If Jeffrey C. Kramer - credited below Carl Gottleib and above Susan Backlinie - signed on for the part of Patrolman Lenny Hendricks on the basis of the novel alone, he must have been disappointed. In the book the character is a veteran of Vietnam, a competent officer with a command of radio call signs, a working knowledge of boats, and with an ambition to one day be chief of police himself. The movie reduces him to a likable but bumbling sidekick, more boy than man, more well-meaning than effective. In fact, the Hendricks of the movie seems to be based more on the character of Patrolman Maxwell Slide from The Sugarland Express than the police officer created by Peter Benchley.
Kramer appears in a number of scenes to provide background continuity and to underline the fact that - like the town of Haddonfield in John Carpenter's Halloween - the local police force is run by a skeleton crew.

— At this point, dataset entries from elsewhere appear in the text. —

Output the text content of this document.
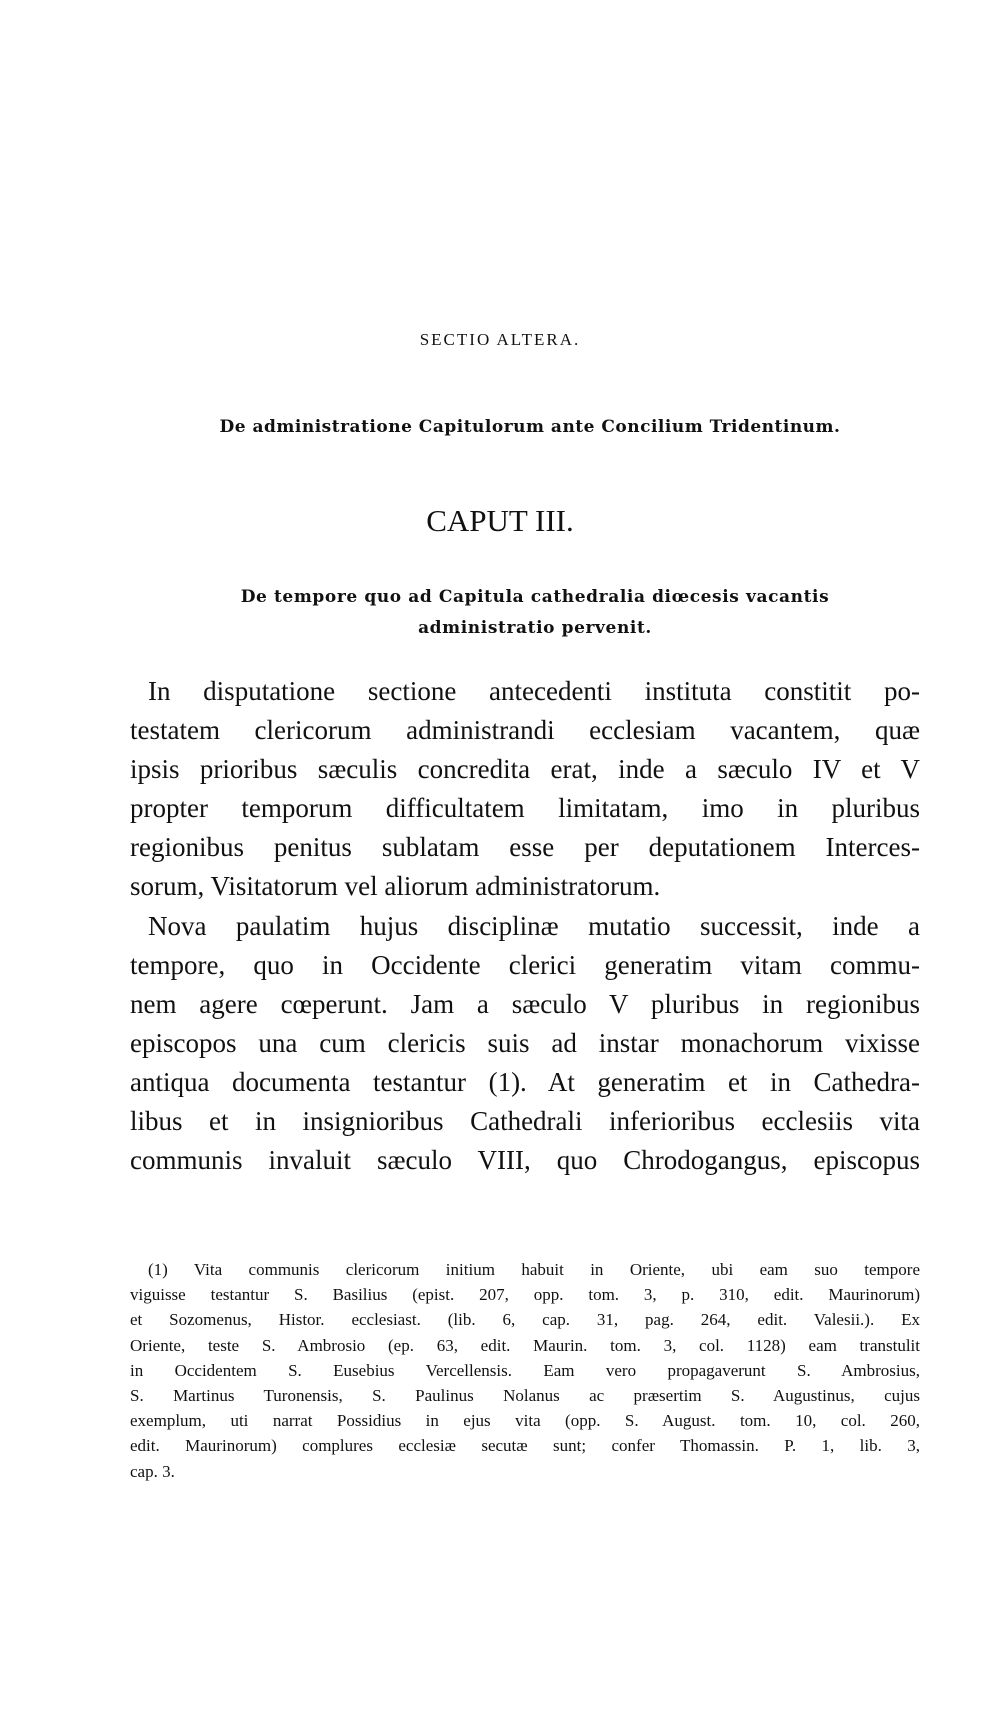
SECTIO ALTERA.
De administratione Capitulorum ante Concilium Tridentinum.
CAPUT III.
De tempore quo ad Capitula cathedralia diœcesis vacantis
administratio pervenit.
In disputatione sectione antecedenti instituta constitit po-
testatem clericorum administrandi ecclesiam vacantem, quæ
ipsis prioribus sæculis concredita erat, inde a sæculo IV et V
propter temporum difficultatem limitatam, imo in pluribus
regionibus penitus sublatam esse per deputationem Interces-
sorum, Visitatorum vel aliorum administratorum.
Nova paulatim hujus disciplinæ mutatio successit, inde a
tempore, quo in Occidente clerici generatim vitam commu-
nem agere cœperunt. Jam a sæculo V pluribus in regionibus
episcopos una cum clericis suis ad instar monachorum vixisse
antiqua documenta testantur (1). At generatim et in Cathedra-
libus et in insignioribus Cathedrali inferioribus ecclesiis vita
communis invaluit sæculo VIII, quo Chrodogangus, episcopus
(1) Vita communis clericorum initium habuit in Oriente, ubi eam suo tempore
viguisse testantur S. Basilius (epist. 207, opp. tom. 3, p. 310, edit. Maurinorum)
et Sozomenus, Histor. ecclesiast. (lib. 6, cap. 31, pag. 264, edit. Valesii.). Ex
Oriente, teste S. Ambrosio (ep. 63, edit. Maurin. tom. 3, col. 1128) eam transtulit
in Occidentem S. Eusebius Vercellensis. Eam vero propagaverunt S. Ambrosius,
S. Martinus Turonensis, S. Paulinus Nolanus ac præsertim S. Augustinus, cujus
exemplum, uti narrat Possidius in ejus vita (opp. S. August. tom. 10, col. 260,
edit. Maurinorum) complures ecclesiæ secutæ sunt; confer Thomassin. P. 1, lib. 3,
cap. 3.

He's one of the passengers in the car that sneaks up on Brody on the local ferry; he's in the crowd at the town hall meeting and later helps stake out the No Swimming signs on the beach; he's on the dock, unlit cigarette in his mouth, when the shark bounty hunters descend on the town; he supervises the cleaning of the defaced billboard while Brody, Hooper and Vaughn bicker over the missing shark's tooth; and he's on one of the patrol boats in the Fourth of July beach scene. On the rare occasions he gets to deliver dialogue, it is usually to display childish querulousness ("What's wrong with my printing?") or inappropriate boyish enthusiasm ("We had a shark attack at South Beach this morning, mayor!").
Kramer had his part beefed up for Jaws 2 and displayed a knowledge of seafaring that gave him the edge over Roy Scheider's Brody, who was still all at sea when it came to boats. He remained a supporting actor (mostly in television) throughout the Eighties, and turned to producing in the following decade, most notably on the hip legal comedy-drama series Ally McBeal.